Your iPhone is under threat as Apple rushes emergency update; here’s what you need to do to stay safe

Apple has rushed out an emergency security update for iPhones, iPads, and Macs after discovering a serious software flaw that hackers were already using in what the company described as “extremely sophisticated attacks” on targeted individuals.

The patch, released Wednesday(August 20), fixes a zero-day vulnerability in Apple’s ImageIO framework, the system that processes image files across its devices. The flaw could allow a malicious image file to corrupt memory and potentially give attackers control of the device.

Apple said that the flaw impacts the processing of an image file, which “may result in memory corruption,” according to the notice.


“Apple is aware of a report that this issue may have been exploited in an extremely sophisticated attack against specific targeted individuals,” the Cupertino, California-based tech giant added. It did not provide any details about who might have been targeted.

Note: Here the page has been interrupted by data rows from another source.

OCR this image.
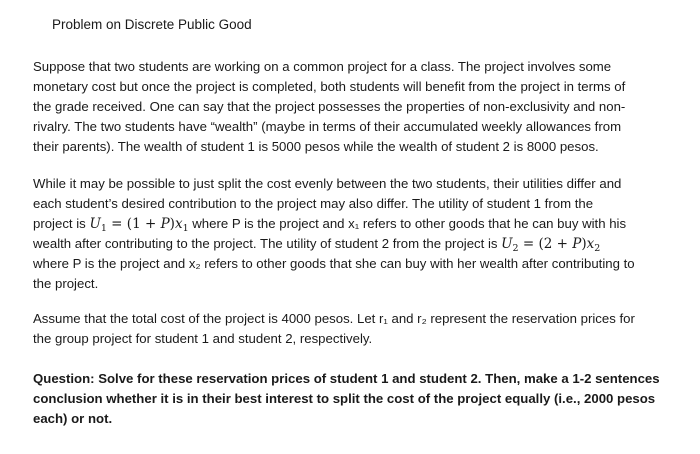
Problem on Discrete Public Good
Suppose that two students are working on a common project for a class. The project involves some
monetary cost but once the project is completed, both students will benefit from the project in terms of
the grade received. One can say that the project possesses the properties of non-exclusivity and non-
rivalry. The two students have “wealth” (maybe in terms of their accumulated weekly allowances from
their parents). The wealth of student 1 is 5000 pesos while the wealth of student 2 is 8000 pesos.
While it may be possible to just split the cost evenly between the two students, their utilities differ and
each student’s desired contribution to the project may also differ. The utility of student 1 from the
project is $U_1 = (1 + P)x_1$ where P is the project and x₁ refers to other goods that he can buy with his
wealth after contributing to the project. The utility of student 2 from the project is $U_2 = (2 + P)x_2$
where P is the project and x₂ refers to other goods that she can buy with her wealth after contributing to
the project.
Assume that the total cost of the project is 4000 pesos. Let r₁ and r₂ represent the reservation prices for
the group project for student 1 and student 2, respectively.
Question: Solve for these reservation prices of student 1 and student 2. Then, make a 1-2 sentences
conclusion whether it is in their best interest to split the cost of the project equally (i.e., 2000 pesos
each) or not.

A blog post from the MalwareBytes antivirus and security company on Thursday noted that the security flaw “means that the attacker can manipulate parts of the device’s memory that should be out of their reach.”

Who is affected

The updates apply to a wide range of Apple devices, including:

• iPhone XS and later models
  
• iPad Pro (11-inch, 1st generation and newer; 12.9-inch, 3rd generation and newer; 13-inch), iPad Air (3rd generation and later), iPad (7th generation and later), and iPad mini (5th generation and later)
  
• Macs running macOS Sequoia, Sonoma, and Ventura
  

Users should install iOS 18.6.2, iPadOS 18.6.2 (or 17.7.10 for older devices), and macOS Sequoia 15.6.1 (with updates also available for Sonoma and Ventura).

Why it matters

Apple confirmed that the flaw had been exploited “in extremely sophisticated attacks against specific targeted individuals”.

Apple’s response

Apple said it addressed the flaw by improving memory bounds checking in ImageIO and reiterated its long-standing policy of withholding technical details until most users have patched their devices.

This is at least the seventh actively exploited zero-day Apple has patched in 2025, according to cybersecurity tracking site The Hacker News. Earlier fixes this year targeted flaws in Safari, WebKit, and the iOS kernel.

What should users do?

Apple is urging all users to install the latest updates immediately:

• On iPhone/iPad: Settings → General → Software Update
  
• On Mac: Apple menu → System Settings → General → Software Update
  

Security analysts say that while the current attacks appear to be narrowly targeted, the same exploit could be repurposed for wider use if left unpatched.

The emergency update comes just weeks before Apple’s annual September event, where the company is expected to unveil new iPhones and software features. Apple announced earlier this year that its mobile operating system will now be branded by year, meaning this fall’s release will be iOS 2026, instead of iOS 19.